San Francisco will be hosting Super Bowl 50 on February 7. More accurately, Santa Clara, where the San Francisco 49ers play at Levi's Stadium, will host the game, and San Francisco will host three related, official events in the nine days prior. The National Football League (NFL) chose the Bay Area over South Florida (Miami) back in 2013 after accepting bids from both places.
The bid for the 49ers to host the Super Bowl was actually part of the 2012 deal that let the team move out of Candlestick Park in San Francisco and to Santa Clara in 2014 in the first place. That deal promised that a "Super Bowl bid committee will be formed and jointly led by the City and the Forty Niners to work with the NFL to bring a Super Bowl to the Bay Area as early as 2016," as well as nearly $5.3 million in payments for the early lease termination.
Now, less than a month before the Super Bowl, some members of the San Francisco Board of Supervisors (their city council) are drawing attention to how much "hosting" the Super Bowl will cost San Francisco—$4.8 million. They are led by John Avalos, who was also on the board in 2012 that voted unanimously in favor of a deal that let the 49ers leave the city in exchange for nearly $5.3 million in payments and help getting the Super Bowl to the Bay Area.
Avalos requested the city budget analyst review the costs associated with hosting the Super Bowl after stonewalling from the mayor, whose limited numbers were ballooning. That report (PDF) estimates the cost to the city by department, with the municipal transit authority at nearly $2.4 million and the police at exactly $1.5 million, and recommended the city seek reimbursement of those costs from the NFL.
That report points to the agreement Santa Clara arrived at with the bidding committee, which mandated the committee pay a number of the associated municipal costs of hosting the Super Bowl. That agreement also waived parking fees and ticket surcharges for the game, and the hotel tax for NFL employees. This fact, however, was not in the report released by the San Francisco budget analyst, and no such exemptions by San Francisco were in the report.
The city of San Francisco, the report notes, did not make any agreements with the NFL, only with the bidding committee the city helped put together. The report concedes the city did sign letters of assurances that promised not to seek reimbursement from the NFL for police, fire, or emergency services.
The report and the supervisors who asked for it also mentions that the NFL has a larger revenue ($9.2 billion) than the city ($8.9 billion) a number of times. More importantly, only the fire department and the department of emergency management included Super Bowl associated costs in their budgets. Other departments, according to the report, were told to find the money, and did a "non-disclosure" the report calls a "disservice" to the city council. The city is facing a $100 million shortfall in the coming fiscal year, which is also mentioned a number of times by the report.
Now city supervisors are finding a convenient scapegoat. "I've said it from the beginning and this report confirms my fears: taxpayers are being sacked to pay for a party for billionaires and special interests," Supervisor Jane Kim offered in a statement. "The NFL is a multi-billion dollar corporation and can pay for its own marketing and should absolutely reimburse San Franciscans for every single cent."

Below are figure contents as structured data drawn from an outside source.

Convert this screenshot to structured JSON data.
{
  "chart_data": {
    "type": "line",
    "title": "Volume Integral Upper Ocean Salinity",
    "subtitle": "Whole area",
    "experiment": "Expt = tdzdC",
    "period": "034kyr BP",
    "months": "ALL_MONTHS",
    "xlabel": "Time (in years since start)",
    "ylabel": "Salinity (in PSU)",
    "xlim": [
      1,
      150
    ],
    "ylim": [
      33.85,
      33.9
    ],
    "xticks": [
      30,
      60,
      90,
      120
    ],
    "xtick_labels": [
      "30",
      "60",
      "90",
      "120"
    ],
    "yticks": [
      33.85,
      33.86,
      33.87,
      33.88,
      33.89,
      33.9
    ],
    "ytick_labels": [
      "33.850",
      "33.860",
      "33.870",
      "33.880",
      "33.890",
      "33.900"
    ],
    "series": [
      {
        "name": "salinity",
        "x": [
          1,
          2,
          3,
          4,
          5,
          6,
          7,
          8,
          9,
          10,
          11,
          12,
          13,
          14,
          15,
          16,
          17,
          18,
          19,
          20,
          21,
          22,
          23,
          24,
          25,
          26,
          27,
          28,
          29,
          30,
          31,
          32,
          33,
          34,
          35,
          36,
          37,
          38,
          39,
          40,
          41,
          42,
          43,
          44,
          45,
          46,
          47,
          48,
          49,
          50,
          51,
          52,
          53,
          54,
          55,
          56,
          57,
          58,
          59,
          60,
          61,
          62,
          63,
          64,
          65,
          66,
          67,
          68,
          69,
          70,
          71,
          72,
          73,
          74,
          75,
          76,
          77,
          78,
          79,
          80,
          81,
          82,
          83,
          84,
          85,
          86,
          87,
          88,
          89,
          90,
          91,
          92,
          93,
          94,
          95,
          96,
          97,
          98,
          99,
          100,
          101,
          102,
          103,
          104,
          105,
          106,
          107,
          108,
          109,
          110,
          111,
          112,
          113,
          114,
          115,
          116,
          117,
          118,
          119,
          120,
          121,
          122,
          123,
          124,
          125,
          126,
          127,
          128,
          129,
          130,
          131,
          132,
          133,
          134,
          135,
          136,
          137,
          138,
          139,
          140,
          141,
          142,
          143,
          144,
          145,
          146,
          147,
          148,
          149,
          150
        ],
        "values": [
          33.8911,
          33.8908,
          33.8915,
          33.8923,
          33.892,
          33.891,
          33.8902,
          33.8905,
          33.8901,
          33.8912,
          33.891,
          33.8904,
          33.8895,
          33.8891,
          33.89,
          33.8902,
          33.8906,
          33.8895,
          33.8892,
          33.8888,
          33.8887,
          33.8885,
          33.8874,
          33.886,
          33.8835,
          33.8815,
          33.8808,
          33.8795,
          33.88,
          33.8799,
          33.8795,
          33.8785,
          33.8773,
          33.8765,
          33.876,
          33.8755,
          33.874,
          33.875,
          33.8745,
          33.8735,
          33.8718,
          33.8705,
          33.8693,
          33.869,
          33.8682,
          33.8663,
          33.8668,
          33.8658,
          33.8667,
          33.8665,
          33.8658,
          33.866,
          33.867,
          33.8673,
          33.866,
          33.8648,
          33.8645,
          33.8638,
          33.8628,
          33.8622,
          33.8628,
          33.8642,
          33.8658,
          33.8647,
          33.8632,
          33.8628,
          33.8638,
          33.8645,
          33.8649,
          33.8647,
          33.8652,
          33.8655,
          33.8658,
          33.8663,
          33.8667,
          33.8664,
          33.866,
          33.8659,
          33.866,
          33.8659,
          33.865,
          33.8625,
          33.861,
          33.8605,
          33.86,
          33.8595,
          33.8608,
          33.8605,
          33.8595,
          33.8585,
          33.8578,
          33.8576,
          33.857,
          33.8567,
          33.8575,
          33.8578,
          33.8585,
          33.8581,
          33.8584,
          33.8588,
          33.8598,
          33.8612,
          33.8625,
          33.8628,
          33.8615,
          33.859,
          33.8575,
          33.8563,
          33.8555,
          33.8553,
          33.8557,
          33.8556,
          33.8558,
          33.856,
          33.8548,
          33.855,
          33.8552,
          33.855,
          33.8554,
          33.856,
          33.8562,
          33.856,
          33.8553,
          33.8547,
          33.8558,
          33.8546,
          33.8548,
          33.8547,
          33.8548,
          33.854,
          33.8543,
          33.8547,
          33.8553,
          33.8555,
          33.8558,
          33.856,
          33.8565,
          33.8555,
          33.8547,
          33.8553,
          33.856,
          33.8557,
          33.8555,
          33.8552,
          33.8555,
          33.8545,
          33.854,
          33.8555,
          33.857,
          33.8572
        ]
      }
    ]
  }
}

Like Avalos, Jane Kim was also on the board in 2012 when it voted to get the NFL to bring the Super Bowl to the Bay area. There had been 46 Super Bowls to that point. The event hasn't transformed radically in the years since the board of supervisors approved a deal that included trying to get San Francisco to host a Super Bowl.
And how did Santa Clara avoid falling in the same trap of politicians seeking the glory of hosting "international events" (as Mayor Ed Lee "gushed" when the Bay Area was announced as the host of the 2016 Super Bowl) and then seeking to disassociate themselves from the additional costs they agree to take on when they spend taxpayer money? Voters in Santa Clara passed Measure J in 2010, which approved construction of the new 49ers stadium under several conditions, including that the city would not spend money from its general fund on stadium-related activities. Voters can demand such measures to prohibit politicians from interfering in sports without even having to approve spending on money-losing stadiums in the process. Some might say that's just the purpose of city charters, and all constitutions.
Watch Reason TV on why no smart city would want the NFL:
The kicker to our story: When San Francisco won over Miami to host the 2016 Super Bowl, the decision was credited in large part to the Florida legislature refusing to commit to public funding for a new stadium for the Dolphins.